Vegan celebrities Natalie Portman and Moby have publicly disagreed over their romantic history – or lack of one.
In his new book Then It Fell Apart, Moby said the pair met when she was 20 and he was 33, and that the two dated briefly, before Portman broke it off.
But in a recent interview with Harpers Bazaar, Portman said she was ‘surprised to hear that he characterized the very short time that [she] knew him as dating’, adding that her ‘recollection is a much older man being creepy with [her] when [she] just had graduated high school’.
‘Fact-checking’
“He said I was 20; I definitely wasn’t. I was a teenager,” Portman said in the interview. “I had just turned 18. There was no fact checking from him or his publisher – it almost feels deliberate.
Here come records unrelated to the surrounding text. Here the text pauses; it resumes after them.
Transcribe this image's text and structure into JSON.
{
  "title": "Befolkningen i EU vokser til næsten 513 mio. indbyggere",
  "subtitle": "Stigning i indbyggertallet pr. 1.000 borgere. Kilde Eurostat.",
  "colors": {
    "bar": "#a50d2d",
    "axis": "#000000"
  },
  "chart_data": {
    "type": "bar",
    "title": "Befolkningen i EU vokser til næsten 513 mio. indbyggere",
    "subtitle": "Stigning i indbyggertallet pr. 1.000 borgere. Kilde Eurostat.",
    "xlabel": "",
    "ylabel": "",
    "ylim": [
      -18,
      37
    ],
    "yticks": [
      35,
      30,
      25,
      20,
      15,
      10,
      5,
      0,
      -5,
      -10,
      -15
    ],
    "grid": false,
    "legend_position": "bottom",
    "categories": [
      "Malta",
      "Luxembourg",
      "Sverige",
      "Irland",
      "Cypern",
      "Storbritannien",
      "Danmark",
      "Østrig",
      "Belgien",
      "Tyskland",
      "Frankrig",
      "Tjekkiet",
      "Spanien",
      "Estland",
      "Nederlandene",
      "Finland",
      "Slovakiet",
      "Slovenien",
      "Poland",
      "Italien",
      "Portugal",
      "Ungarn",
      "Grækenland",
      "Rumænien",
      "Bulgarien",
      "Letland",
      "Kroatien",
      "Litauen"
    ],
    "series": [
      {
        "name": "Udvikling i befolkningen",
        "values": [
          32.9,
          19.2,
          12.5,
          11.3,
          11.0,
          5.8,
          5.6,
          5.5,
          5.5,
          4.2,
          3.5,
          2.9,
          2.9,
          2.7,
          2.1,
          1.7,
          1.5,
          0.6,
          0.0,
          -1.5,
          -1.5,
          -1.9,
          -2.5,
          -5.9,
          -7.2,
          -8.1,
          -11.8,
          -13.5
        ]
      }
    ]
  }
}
“That he used this story to sell his book was very disturbing to me. It wasn’t the case. There are many factual errors and inventions. I would have liked him or his publisher to reach out to fact check.
“I was a fan and went to one of his shows when I had just graduated. When we met after the show, he said, ‘let’s be friends’. He was on tour and I was working, shooting a film, so we only hung out a handful of times before I realized that this was an older man who was interested in me in a way that felt inappropriate.”
‘Confused’
Moby responded to Portman’s assertions in an Instagram post he shared earlier today, writing: “I recently read a gossip piece wherein Natalie Portman said that we’d never dated. This confused me, as we did, in fact, date. And after briefly dating in 1999 we remained friends for years.
“I like Natalie, and I respect her intelligence and activism. But, to be honest, I can’t figure out why she would actively misrepresent the truth about our (albeit brief) involvement. The story as laid out in my book Then It Fell Apart is accurate, with lots of corroborating photo evidence, etc.
“I completely respect Natalie’s possible regret in dating me (to be fair, I would probably regret dating me, too), but it doesn’t alter the actual facts of our brief romantic history.”